Grants and Contributions:

Title:
Non/semiparametric methods for nonlinear/hazards/cencored regression; Nonparametric monotone empirical Bayes; Non/semiparametric seemingly unrelated regression
Agreement Number:
RGPIN
Agreement Value:
$80,000.00
Agreement Date:
May 10, 2017 -
Organization:
Natural Sciences and Engineering Research Council of Canada
Location:
Ontario, CA
Reference Number:
GC-2017-Q1-02404
Agreement Type:
Grant
Report Type:
Grants and Contributions
Additional Information:

Grant or Award spanning more than one fiscal year. (2017-2018 to 2022-2023)

Recipient's Legal Name:
Singh, Radhey (University of Waterloo)
Program:
Discovery Grants Program - Individual
Program Purpose:

When the response is the time-to-event outcome such as lifetimes of patients, failure times, the data are often censored and involve time dependent covariates. For example, in a clinical trial, the researchers are interested in evaluating the effect of a treatment on survival in the HIV-1 seropositive drug users adjusted for other predictive covariates such as BMI (body mess index) and age. Some patients may still be alive when the study terminates. Hence, the survival time of these patients are censored. On the other hand, when patients are taken from different health centers, there might be a dependence between patients in the same centers. Part of the objective of this research proposal is to develop improved non/semi-parametric regression models for fixed and mixed covariate effects with censored and clustered samples and to investigate the large sample performance of the estimators as well as their efficiency and the optimal convergence rates.

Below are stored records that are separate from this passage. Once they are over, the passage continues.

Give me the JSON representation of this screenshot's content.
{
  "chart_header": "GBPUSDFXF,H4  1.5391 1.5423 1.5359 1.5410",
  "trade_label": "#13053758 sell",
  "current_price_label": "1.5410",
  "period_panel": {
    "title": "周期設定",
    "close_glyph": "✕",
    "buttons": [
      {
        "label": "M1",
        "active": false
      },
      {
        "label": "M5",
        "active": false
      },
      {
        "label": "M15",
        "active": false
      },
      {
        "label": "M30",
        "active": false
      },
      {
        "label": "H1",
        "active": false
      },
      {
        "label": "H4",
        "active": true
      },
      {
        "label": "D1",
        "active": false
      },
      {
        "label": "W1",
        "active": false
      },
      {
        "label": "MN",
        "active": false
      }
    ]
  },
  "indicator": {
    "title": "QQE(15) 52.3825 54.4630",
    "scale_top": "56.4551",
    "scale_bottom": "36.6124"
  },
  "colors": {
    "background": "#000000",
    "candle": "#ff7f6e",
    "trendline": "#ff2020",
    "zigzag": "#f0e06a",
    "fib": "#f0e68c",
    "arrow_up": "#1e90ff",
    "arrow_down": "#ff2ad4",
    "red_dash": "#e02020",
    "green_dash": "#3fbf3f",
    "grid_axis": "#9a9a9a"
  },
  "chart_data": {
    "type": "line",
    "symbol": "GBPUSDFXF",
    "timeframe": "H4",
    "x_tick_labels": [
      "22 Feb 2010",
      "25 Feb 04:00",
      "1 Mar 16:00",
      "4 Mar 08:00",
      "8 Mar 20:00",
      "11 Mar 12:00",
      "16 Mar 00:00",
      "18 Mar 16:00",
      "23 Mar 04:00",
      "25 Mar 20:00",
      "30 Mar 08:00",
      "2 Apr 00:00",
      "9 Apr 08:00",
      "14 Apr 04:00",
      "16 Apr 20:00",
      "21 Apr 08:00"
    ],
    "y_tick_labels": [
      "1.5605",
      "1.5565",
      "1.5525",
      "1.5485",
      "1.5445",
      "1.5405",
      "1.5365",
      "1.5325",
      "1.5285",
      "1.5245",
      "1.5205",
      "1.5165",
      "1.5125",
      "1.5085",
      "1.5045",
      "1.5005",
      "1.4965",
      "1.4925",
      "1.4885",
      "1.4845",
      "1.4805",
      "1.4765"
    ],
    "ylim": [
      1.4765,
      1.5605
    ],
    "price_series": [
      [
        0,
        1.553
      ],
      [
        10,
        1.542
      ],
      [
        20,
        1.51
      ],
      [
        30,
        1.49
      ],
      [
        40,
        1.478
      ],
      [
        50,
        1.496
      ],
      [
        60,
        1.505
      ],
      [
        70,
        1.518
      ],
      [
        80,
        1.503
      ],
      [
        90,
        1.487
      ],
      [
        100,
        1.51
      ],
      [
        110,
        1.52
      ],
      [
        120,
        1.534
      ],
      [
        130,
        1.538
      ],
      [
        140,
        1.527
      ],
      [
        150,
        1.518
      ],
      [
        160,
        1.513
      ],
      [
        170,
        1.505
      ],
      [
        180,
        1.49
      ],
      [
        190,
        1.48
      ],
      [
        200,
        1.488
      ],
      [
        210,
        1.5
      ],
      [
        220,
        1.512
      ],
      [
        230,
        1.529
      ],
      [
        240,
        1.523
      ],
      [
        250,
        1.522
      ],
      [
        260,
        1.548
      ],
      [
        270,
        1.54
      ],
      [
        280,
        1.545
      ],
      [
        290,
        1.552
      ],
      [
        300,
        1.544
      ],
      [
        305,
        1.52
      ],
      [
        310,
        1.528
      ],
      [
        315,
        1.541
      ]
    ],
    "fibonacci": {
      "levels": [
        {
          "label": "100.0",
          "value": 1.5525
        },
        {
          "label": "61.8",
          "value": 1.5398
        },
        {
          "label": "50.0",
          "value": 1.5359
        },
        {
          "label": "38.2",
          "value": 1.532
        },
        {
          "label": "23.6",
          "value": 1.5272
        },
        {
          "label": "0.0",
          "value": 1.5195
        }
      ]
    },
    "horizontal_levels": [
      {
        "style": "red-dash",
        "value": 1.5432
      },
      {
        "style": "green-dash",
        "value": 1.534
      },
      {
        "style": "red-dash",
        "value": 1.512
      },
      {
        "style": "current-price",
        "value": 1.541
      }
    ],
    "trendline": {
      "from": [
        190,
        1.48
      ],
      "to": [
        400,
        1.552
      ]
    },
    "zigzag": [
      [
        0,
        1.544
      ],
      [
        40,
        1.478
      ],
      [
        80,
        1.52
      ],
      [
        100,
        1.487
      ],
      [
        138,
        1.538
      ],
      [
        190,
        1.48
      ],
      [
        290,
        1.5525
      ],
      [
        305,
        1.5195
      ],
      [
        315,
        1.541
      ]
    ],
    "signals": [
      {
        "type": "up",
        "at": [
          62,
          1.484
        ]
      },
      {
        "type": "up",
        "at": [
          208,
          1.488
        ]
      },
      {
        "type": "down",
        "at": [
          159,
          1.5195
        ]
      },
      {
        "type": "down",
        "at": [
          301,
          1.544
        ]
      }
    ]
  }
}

In many fields, like medicine, agriculture, industry, engineering, biological sciences, sociology, often situations involving sequences of similar but independent investigations arise. In such situations the parameter of interest often varies unpredictably as the sequence progresses with unknown probability distribution, and hence a minimum risk decision, what is usually called Baysian decision, can not be made. However, the information collected from the previous investigations can sometimes be utilized to formulate a decision, what is popularly known as empirical Bayes decision, with risk close to the minimum Bayes risk. Part of the objective of this research is to propose improved/monotone EB estimation/test procedures when the responses are modeled by some parametric distribution and to investigate the speed and the best possible speed with which the risk of these procedures approach to the minimum Bayes risk.

In almost every discipline a response depends on several causal covariates, (e.g., carbohydrate in an insulin dependent diabetic male depends on his age, weight, protein etc.) and one is often faced with the problem of modeling the response data on the covariates for forecasting and prediction purpose. Part of the objectives of this research proposal is to extend the research on forecasting/prediction problem to the situations where we deal simultaneously with two or more systems of models where responses depend on two or more sets of covariates. We utilize all the information on covariates to fit models to provide the best prediction/forecasting procedures. This technique, what is originally known in economics, as the system of seemingly unrelated regressions, is becoming more and more popular in other disciplines such as social and biological sciences, epidemiology, geography, engineering and reliability. In some situations where such system occurs independently, we plan to apply empirical Bayes method to obtain better procedures.